From SABR member Rob Mains at Baseball Prospectus on May 11, 2017:

Many baseball fans know that in 1927, Babe Ruth hit 60 home runs. Lou Gehrig hit 47. The Cubs’ Hack Wilson hit 30, as did the Phillies’ Cy Williamson. The Giants’ Rogers Hornsby hit 26, and his teammate Bill Terry had 20. That’s it—nobody else hit 20 or more round-trippers.

In 1927, there were 16 major-league teams. Let’s call the top 16 home run hitters in the majors—one per team—the “elite” sluggers that year. Ruth, Gehrig, Wilson, Williamson, Hornsby, Terry, and 10 guys who hit 14-19 bombs. Those 16 players hit 372 home runs that year. Across the majors, there were 922 home runs. So the elite 16 players accounted for over 40 percent of all home runs that year. Since 1920, the year Ruth hit 54 home runs, 1927 is the only season in which the elite home run hitters—defined as the top n in the majors, where n equals the number of teams—hit over 40 percent of all homers.

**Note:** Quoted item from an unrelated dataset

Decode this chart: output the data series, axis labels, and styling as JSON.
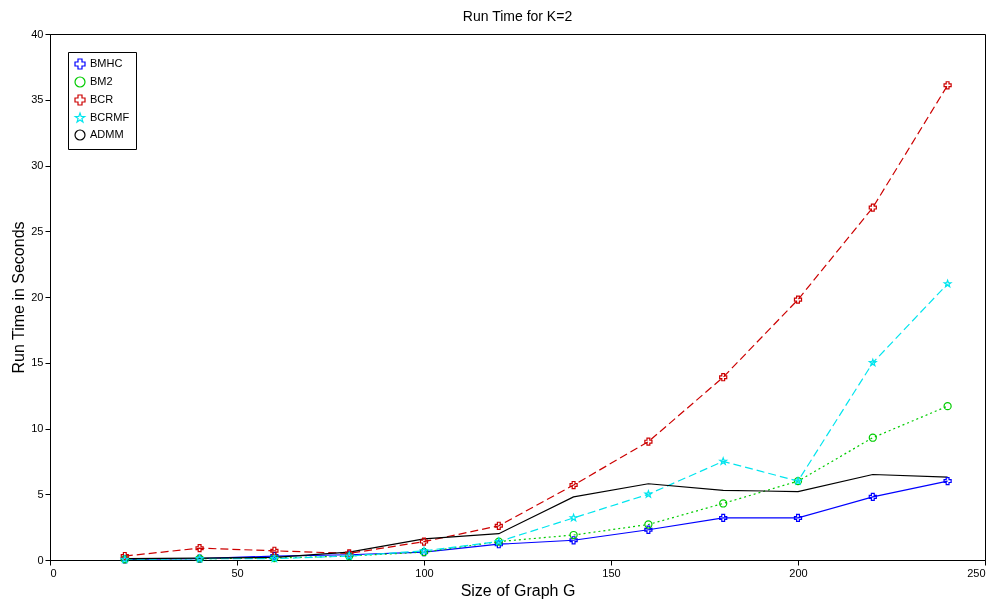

Fifteen years earlier, in 1912—two years before Ruth’s first appearance in the majors, not that that’s in any way relevant—the Italian statistician Corrado Gini created a measure, now known as the Gini Coefficient. The Gini Coefficient measures inequality among values in a distribution. It ranges from 0 (perfect equality) to 1 (perfect inequality). Gini proposed it as a measure of income or wealth inequality, and that’s its most common usage, though it can be used to measure the inequality within any dataset.